We will repeat the two previous experiments and check the obtained decision function.

kernel_model = make_pipeline(StandardScaler(), SVC(kernel="rbf", gamma=5))
kernel_model.fit(data_moons, target_moons)
ax = sns.scatterplot(data=moons, x=feature_names[0], y=feature_names[1],
                     hue=target_moons, palette=["tab:red", "tab:blue"])
plot_decision_function(kernel_model, range_features_moons, ax=ax)
_ = plt.title("Decision boundary with a model using an RBF kernel")
../_images/logistic_regression_non_linear_18_0.png

We see that the decision boundary is not anymore a straight line. Indeed, an area is defined around the red samples and we could imagine that this classifier should be able to generalize on unseen data.

Let’s check the decision function on the second dataset.

kernel_model.fit(data_gauss, target_gauss)
ax = sns.scatterplot(data=gauss, x=feature_names[0], y=feature_names[1],
                     hue=target_gauss, palette=["tab:red", "tab:blue"])
plot_decision_function(kernel_model, range_features_gauss, ax=ax)
_ = plt.title("Decision boundary with a model using an RBF kernel")
../_images/logistic_regression_non_linear_20_0.png

We observe something similar than in the previous case. The decision function is more flexible and does not underfit anymore.

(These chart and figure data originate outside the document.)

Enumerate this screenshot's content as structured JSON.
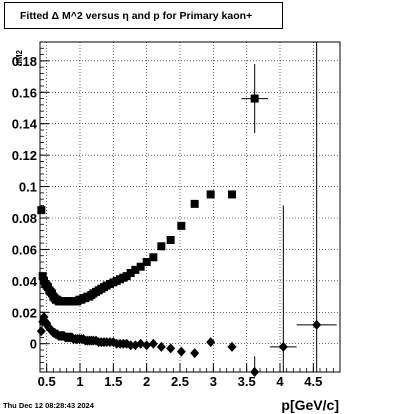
{
  "title": "Fitted Δ M^2 versus η and p for Primary kaon+",
  "timestamp": "Thu Dec 12 08:28:43 2024",
  "chart_data": {
    "type": "scatter",
    "xlabel": "p[GeV/c]",
    "ylabel": "dM2",
    "xlim": [
      0.4,
      4.9
    ],
    "ylim": [
      -0.018,
      0.192
    ],
    "xticks": [
      "0.5",
      "1",
      "1.5",
      "2",
      "2.5",
      "3",
      "3.5",
      "4",
      "4.5"
    ],
    "yticks": [
      "0",
      "0.02",
      "0.04",
      "0.06",
      "0.08",
      "0.1",
      "0.12",
      "0.14",
      "0.16",
      "0.18"
    ],
    "grid": true,
    "series": [
      {
        "marker": "square",
        "points": [
          {
            "x": 0.42,
            "y": 0.085
          },
          {
            "x": 0.44,
            "y": 0.043
          },
          {
            "x": 0.46,
            "y": 0.04
          },
          {
            "x": 0.48,
            "y": 0.038
          },
          {
            "x": 0.5,
            "y": 0.037
          },
          {
            "x": 0.52,
            "y": 0.036
          },
          {
            "x": 0.54,
            "y": 0.034
          },
          {
            "x": 0.56,
            "y": 0.033
          },
          {
            "x": 0.58,
            "y": 0.032
          },
          {
            "x": 0.6,
            "y": 0.03
          },
          {
            "x": 0.62,
            "y": 0.029
          },
          {
            "x": 0.64,
            "y": 0.028
          },
          {
            "x": 0.66,
            "y": 0.028
          },
          {
            "x": 0.68,
            "y": 0.027
          },
          {
            "x": 0.7,
            "y": 0.027
          },
          {
            "x": 0.72,
            "y": 0.027
          },
          {
            "x": 0.74,
            "y": 0.027
          },
          {
            "x": 0.76,
            "y": 0.027
          },
          {
            "x": 0.78,
            "y": 0.027
          },
          {
            "x": 0.8,
            "y": 0.027
          },
          {
            "x": 0.82,
            "y": 0.027
          },
          {
            "x": 0.84,
            "y": 0.027
          },
          {
            "x": 0.86,
            "y": 0.027
          },
          {
            "x": 0.88,
            "y": 0.027
          },
          {
            "x": 0.9,
            "y": 0.027
          },
          {
            "x": 0.93,
            "y": 0.027
          },
          {
            "x": 0.96,
            "y": 0.027
          },
          {
            "x": 0.99,
            "y": 0.028
          },
          {
            "x": 1.02,
            "y": 0.028
          },
          {
            "x": 1.05,
            "y": 0.029
          },
          {
            "x": 1.08,
            "y": 0.029
          },
          {
            "x": 1.11,
            "y": 0.03
          },
          {
            "x": 1.14,
            "y": 0.03
          },
          {
            "x": 1.17,
            "y": 0.031
          },
          {
            "x": 1.2,
            "y": 0.032
          },
          {
            "x": 1.24,
            "y": 0.033
          },
          {
            "x": 1.28,
            "y": 0.034
          },
          {
            "x": 1.32,
            "y": 0.035
          },
          {
            "x": 1.36,
            "y": 0.036
          },
          {
            "x": 1.4,
            "y": 0.037
          },
          {
            "x": 1.45,
            "y": 0.038
          },
          {
            "x": 1.5,
            "y": 0.039
          },
          {
            "x": 1.55,
            "y": 0.04
          },
          {
            "x": 1.6,
            "y": 0.041
          },
          {
            "x": 1.65,
            "y": 0.042
          },
          {
            "x": 1.7,
            "y": 0.043
          },
          {
            "x": 1.76,
            "y": 0.045
          },
          {
            "x": 1.83,
            "y": 0.047
          },
          {
            "x": 1.91,
            "y": 0.049
          },
          {
            "x": 2.0,
            "y": 0.052
          },
          {
            "x": 2.1,
            "y": 0.055
          },
          {
            "x": 2.22,
            "y": 0.062
          },
          {
            "x": 2.36,
            "y": 0.066
          },
          {
            "x": 2.52,
            "y": 0.075
          },
          {
            "x": 2.72,
            "y": 0.089
          },
          {
            "x": 2.96,
            "y": 0.095
          },
          {
            "x": 3.28,
            "y": 0.095
          },
          {
            "x": 3.62,
            "y": 0.156,
            "xerr": 0.2,
            "yerr": 0.022
          }
        ]
      },
      {
        "marker": "diamond",
        "points": [
          {
            "x": 0.42,
            "y": 0.008
          },
          {
            "x": 0.44,
            "y": 0.014
          },
          {
            "x": 0.46,
            "y": 0.017
          },
          {
            "x": 0.48,
            "y": 0.014
          },
          {
            "x": 0.5,
            "y": 0.013
          },
          {
            "x": 0.52,
            "y": 0.011
          },
          {
            "x": 0.54,
            "y": 0.01
          },
          {
            "x": 0.56,
            "y": 0.009
          },
          {
            "x": 0.58,
            "y": 0.008
          },
          {
            "x": 0.6,
            "y": 0.007
          },
          {
            "x": 0.62,
            "y": 0.007
          },
          {
            "x": 0.64,
            "y": 0.006
          },
          {
            "x": 0.66,
            "y": 0.006
          },
          {
            "x": 0.68,
            "y": 0.005
          },
          {
            "x": 0.7,
            "y": 0.005
          },
          {
            "x": 0.72,
            "y": 0.005
          },
          {
            "x": 0.74,
            "y": 0.005
          },
          {
            "x": 0.76,
            "y": 0.005
          },
          {
            "x": 0.78,
            "y": 0.004
          },
          {
            "x": 0.8,
            "y": 0.004
          },
          {
            "x": 0.82,
            "y": 0.004
          },
          {
            "x": 0.84,
            "y": 0.004
          },
          {
            "x": 0.86,
            "y": 0.004
          },
          {
            "x": 0.88,
            "y": 0.004
          },
          {
            "x": 0.9,
            "y": 0.003
          },
          {
            "x": 0.93,
            "y": 0.003
          },
          {
            "x": 0.96,
            "y": 0.003
          },
          {
            "x": 0.99,
            "y": 0.003
          },
          {
            "x": 1.02,
            "y": 0.003
          },
          {
            "x": 1.05,
            "y": 0.003
          },
          {
            "x": 1.08,
            "y": 0.002
          },
          {
            "x": 1.11,
            "y": 0.002
          },
          {
            "x": 1.14,
            "y": 0.002
          },
          {
            "x": 1.17,
            "y": 0.002
          },
          {
            "x": 1.2,
            "y": 0.002
          },
          {
            "x": 1.24,
            "y": 0.002
          },
          {
            "x": 1.28,
            "y": 0.001
          },
          {
            "x": 1.32,
            "y": 0.001
          },
          {
            "x": 1.36,
            "y": 0.001
          },
          {
            "x": 1.4,
            "y": 0.001
          },
          {
            "x": 1.45,
            "y": 0.001
          },
          {
            "x": 1.5,
            "y": 0.001
          },
          {
            "x": 1.55,
            "y": 0.0
          },
          {
            "x": 1.6,
            "y": 0.0
          },
          {
            "x": 1.65,
            "y": 0.0
          },
          {
            "x": 1.7,
            "y": 0.0
          },
          {
            "x": 1.76,
            "y": -0.001
          },
          {
            "x": 1.83,
            "y": -0.001
          },
          {
            "x": 1.91,
            "y": 0.0
          },
          {
            "x": 2.0,
            "y": -0.001
          },
          {
            "x": 2.1,
            "y": 0.0
          },
          {
            "x": 2.22,
            "y": -0.002
          },
          {
            "x": 2.36,
            "y": -0.003
          },
          {
            "x": 2.52,
            "y": -0.005
          },
          {
            "x": 2.72,
            "y": -0.006
          },
          {
            "x": 2.96,
            "y": 0.001
          },
          {
            "x": 3.28,
            "y": -0.002
          },
          {
            "x": 3.62,
            "y": -0.018,
            "xerr": 0.15,
            "yerr": 0.01
          },
          {
            "x": 4.05,
            "y": -0.002,
            "xerr": 0.2,
            "yerr": 0.09
          },
          {
            "x": 4.55,
            "y": 0.012,
            "xerr": 0.3,
            "yerr": 0.21
          }
        ]
      }
    ]
  }
}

Thus, kernel trick or feature expansion are the tricks to make a linear classifier more expressive, exactly as we saw in regression.

Keep in mind that adding flexibility to a model can also risk increasing overfitting by making the decision function to sensitive to individual (possibly noisy) data points of the training set. Here we can observe that the decision functions remain smooth enough to preserve good generalization. If you are curious, you can try repeated the above experiment with gamma=100 and look at the decision functions.